Establish innovation guardrails
Many years ago, a client said to me “you can’t boil the ocean – do it kettle by kettle”, and this is true when setting an innovation project or brief.
It is so much easier to start small and to expand the project to include new areas where new discoveries are made, rather than a blank-sheet-of-paper approach. I would go so far as to say the tighter the brief, the better the output.
Also, a key project guardrail is time management. During the early phases it is far better to quickly prototype a broad range of solutions to establish which is preferable, rather than deep dive into every single technology. We generally call this getting the 80% for the 20%. Look to fail fast!

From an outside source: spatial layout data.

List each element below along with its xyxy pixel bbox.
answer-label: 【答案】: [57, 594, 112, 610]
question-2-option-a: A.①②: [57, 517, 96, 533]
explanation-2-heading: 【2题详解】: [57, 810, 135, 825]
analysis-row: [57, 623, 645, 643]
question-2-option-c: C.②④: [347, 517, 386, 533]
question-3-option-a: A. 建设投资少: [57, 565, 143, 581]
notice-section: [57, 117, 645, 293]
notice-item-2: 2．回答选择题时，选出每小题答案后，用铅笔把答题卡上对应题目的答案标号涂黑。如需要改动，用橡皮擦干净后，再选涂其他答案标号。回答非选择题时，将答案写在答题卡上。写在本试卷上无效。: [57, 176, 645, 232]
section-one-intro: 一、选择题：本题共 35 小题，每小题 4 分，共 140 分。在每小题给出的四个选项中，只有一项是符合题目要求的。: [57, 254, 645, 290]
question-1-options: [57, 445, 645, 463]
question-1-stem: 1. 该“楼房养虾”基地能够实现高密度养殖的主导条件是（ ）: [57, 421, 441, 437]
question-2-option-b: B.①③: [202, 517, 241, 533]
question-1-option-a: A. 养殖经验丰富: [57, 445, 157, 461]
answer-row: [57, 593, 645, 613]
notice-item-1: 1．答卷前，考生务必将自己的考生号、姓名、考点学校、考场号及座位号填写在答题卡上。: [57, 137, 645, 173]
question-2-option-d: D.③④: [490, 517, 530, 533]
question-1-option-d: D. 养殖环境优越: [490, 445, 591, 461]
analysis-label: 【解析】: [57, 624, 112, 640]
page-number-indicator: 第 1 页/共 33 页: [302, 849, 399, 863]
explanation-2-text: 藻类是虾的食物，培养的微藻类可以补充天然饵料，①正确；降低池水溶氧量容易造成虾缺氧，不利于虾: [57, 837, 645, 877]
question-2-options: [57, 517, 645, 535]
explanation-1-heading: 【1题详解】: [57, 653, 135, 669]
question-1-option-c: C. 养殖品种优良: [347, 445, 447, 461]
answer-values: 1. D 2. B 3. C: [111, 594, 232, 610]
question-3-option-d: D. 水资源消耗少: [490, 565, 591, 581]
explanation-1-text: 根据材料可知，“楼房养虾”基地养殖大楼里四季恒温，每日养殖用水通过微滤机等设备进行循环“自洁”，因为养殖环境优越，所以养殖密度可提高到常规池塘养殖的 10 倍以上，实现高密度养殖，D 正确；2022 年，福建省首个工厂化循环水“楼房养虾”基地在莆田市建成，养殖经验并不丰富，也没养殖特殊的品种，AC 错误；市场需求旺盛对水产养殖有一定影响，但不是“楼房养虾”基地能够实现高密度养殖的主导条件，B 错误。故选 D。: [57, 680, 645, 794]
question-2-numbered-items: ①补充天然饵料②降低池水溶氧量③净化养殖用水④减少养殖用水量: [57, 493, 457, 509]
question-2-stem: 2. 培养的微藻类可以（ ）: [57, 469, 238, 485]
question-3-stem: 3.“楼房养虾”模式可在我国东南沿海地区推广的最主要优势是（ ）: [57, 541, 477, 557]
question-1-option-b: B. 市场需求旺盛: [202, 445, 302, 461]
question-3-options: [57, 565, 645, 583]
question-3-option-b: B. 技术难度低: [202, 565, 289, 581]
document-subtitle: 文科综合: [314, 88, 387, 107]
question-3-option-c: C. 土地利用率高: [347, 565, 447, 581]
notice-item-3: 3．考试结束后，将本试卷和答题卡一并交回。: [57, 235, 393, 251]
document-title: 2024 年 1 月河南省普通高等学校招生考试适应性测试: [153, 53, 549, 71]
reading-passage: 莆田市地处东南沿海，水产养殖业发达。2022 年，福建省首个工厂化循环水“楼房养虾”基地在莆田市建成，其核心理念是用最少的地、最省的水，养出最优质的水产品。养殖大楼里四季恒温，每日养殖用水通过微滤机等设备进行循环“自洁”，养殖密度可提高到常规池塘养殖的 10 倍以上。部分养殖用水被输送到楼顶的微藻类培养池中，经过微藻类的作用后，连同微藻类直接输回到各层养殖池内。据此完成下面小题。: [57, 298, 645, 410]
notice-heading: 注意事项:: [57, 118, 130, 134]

Innovation is a team activity. During the initial phases there should be a broad range of skills, including external subject matter experts, as well existing and prospective customers and/or users.
As you’d expect, there has to be a team leader / project co-ordinator leading the workflow with some form of ‘stage gate’ process to keep the team on task. Some insights I’ve discovered along the way include:
- Always involve your finance department – business model innovation is a major undiscovered source of commercial advantage.
- Ensure external subject matter experts sign NDAs (including copyright transfer) before their involvement.
- Ensure the core internal team is correctly resourced, budgeted and empowered.
- Manage the teams’ energy levels – use ‘design sprints’ to solve individual challenges.
- Test solutions with clients/users – little and often rather than big presentations/ reveals.
Dedicated project facilities
Some call this a ‘war room’, I prefer to think of it as an innovation hub, which is a constant throughout a project. It’s a place where all the information is available – displayed physically and/ or digitally.
It’s a place where the jobs to be done are mapped, start-of-the-week/ day meetings are held, where the teams’ energy can be harnessed, where research, design and strategies can be debated and where necessary, prototypes/models can be made.
I was fortunate many years ago to meet with Sir Jonathan Ive, and tour the Apple facilities. While I wasn’t able to see any of the creative output, what struck me was that the product designers sat next to the engineers, who sat next to the model makers, who sat alongside the packing designers, the interface and code designers, the marketers, the technologists, IP specialists and so on.
Now, I haven’t been to the latest Cupertino facilities, but I can only imagine that this integrated approach has been streamlined to include multiple new product and service lines.
- Just like Apple, co-locate resources in a centre of excellence with all supporting services close to hand.
- I’m not a great believer in remote teams unless there are strong interpersonal bonds and clear packages of work that can be delegated.
- Share with the team (and customers if possible) models and illustrations, early and often.
- Create a parking lot for idea’s that don’t make it – you never know when or how they may be useful in the future.